Caesar invita alors Ivan à prendre congé sous les applaudissements de la foule. Les écrans diffusaient à présent le visage de Natalia, que Caesar annonça quelques secondes après. La blonde, dans une robe vaporeuse assortie au costume d'Ivan, s'avança, soulevant les pans de l'étoffe qui semblait aussi légère qu'un nuage incrusté de paillettes. Elle n'accorda pas un regard à la foule, restant hautaine et froide dans son salut au présentateur. La séquence démarra. Natalia s'affairant à frotter un bout de bois et un caillou, puis elle en train de courir pour finir sur une glissade envoyant de la poussière blanche, un montage savant, et elle s'avançait fièrement dans la fumée blanchâtre, trainant derrière elle le chiffre neuf.

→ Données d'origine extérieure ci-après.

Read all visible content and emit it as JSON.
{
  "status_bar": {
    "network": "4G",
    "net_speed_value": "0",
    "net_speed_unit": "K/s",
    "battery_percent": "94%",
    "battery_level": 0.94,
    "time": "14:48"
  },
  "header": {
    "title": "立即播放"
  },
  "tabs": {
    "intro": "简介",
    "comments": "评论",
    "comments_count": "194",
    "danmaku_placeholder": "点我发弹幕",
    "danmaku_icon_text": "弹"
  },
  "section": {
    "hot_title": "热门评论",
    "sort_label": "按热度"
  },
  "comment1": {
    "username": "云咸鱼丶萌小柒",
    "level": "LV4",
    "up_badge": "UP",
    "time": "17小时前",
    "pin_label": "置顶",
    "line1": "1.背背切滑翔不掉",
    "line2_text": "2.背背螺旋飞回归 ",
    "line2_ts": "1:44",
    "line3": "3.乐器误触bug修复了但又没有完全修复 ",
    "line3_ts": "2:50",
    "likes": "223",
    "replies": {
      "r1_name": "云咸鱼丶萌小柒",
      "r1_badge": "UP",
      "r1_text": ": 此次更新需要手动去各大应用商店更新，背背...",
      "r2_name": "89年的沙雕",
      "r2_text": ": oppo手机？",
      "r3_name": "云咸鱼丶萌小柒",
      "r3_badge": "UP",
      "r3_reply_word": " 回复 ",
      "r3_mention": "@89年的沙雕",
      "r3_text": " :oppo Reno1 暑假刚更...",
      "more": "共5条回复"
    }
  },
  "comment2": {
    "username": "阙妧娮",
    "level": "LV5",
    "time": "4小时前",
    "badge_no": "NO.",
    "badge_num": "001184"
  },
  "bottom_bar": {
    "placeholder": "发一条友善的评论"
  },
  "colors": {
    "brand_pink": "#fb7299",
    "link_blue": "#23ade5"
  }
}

« Neuf, jolie performance pour une demoiselle si charmante, n'est-ce pas ?
_ Ouais, on peut dire.
_ Tu t'es portée volontaire toi aussi, une envie de prouver que les filles ont autant la palme que les garçons ?
_ Je n'ai pas ce genre d'envies féministes. J'aurais été un mec ça aurait été pareil.
_ Je vois, pourquoi alors ? Dis-nous tout.
_ Comme ça. Pour gagner.
_Comme Ivan, donc ?
_ Non. Il lui s'ennuie. Moi j'attendais ça.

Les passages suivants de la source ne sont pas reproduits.